When I run the above code I get this, where all of the outputs are similar:

tensor([[0.3204, 0.3256, 0.3539],
        [0.3203, 0.3257, 0.3540],
        [0.3201, 0.3265, 0.3534],
        [0.3200, 0.3249, 0.3551],
        [0.3204, 0.3251, 0.3545],
        [0.3196, 0.3256, 0.3548],
        [0.3194, 0.3260, 0.3546],
        [0.3200, 0.3264, 0.3536],

But when I run another model I get this:

tensor([[0.4194, 0.1613, 0.4194],
        [0.8631, 0.0101, 0.1268],
        [0.3775, 0.2676, 0.3550],
        [0.0022, 0.0015, 0.9963],
        [0.1903, 0.6193, 0.1903],
        [0.5297, 0.2212, 0.2491],
        [0.6913, 0.1241, 0.1846],
        [0.7054, 0.1266, 0.1680],
        [0.1698, 0.6705, 0.1597],

I don’t see an issue in returning almost the same output initially for all predictions as your model wasn’t trained yet. However, you are still applying the nn.Softmax layer which might still cause issues depending on the used loss function as mentioned before.

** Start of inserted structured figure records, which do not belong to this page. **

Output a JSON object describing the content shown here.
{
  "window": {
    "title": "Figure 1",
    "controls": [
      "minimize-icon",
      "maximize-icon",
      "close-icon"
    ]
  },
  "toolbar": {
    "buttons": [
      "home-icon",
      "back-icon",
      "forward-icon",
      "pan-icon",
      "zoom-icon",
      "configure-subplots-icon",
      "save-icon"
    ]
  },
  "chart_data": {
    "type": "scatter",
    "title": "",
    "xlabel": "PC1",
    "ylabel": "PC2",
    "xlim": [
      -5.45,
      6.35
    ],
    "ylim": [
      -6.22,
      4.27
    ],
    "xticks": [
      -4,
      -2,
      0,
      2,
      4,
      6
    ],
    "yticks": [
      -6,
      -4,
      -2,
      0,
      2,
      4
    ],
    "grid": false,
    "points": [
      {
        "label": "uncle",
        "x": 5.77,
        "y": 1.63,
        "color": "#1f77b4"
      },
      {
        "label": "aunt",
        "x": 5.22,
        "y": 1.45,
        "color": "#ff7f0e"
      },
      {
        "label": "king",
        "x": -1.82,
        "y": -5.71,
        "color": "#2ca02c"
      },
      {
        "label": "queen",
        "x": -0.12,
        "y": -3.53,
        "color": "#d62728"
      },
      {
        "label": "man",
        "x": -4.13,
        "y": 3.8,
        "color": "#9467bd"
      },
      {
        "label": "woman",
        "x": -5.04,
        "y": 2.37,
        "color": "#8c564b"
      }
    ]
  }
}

I’ve uncomment the softmax, but when I trained it on the dataset after 50 epochs I get this:


How do I improve the train accuracy to be above 67.5%? I’ve tried changing the optimiser from SGD to Adam and have experimented with learning rates from 0.01 to 0.00001, and its always stuck at around 67.5%.

Try to overfit a small part of the dataset first (e.g. just 10 samples) by playing around with the hyperparameters to make sure your model is able to do so. If your model is unable to do so, there might be another issue in the code I haven’t seen yet.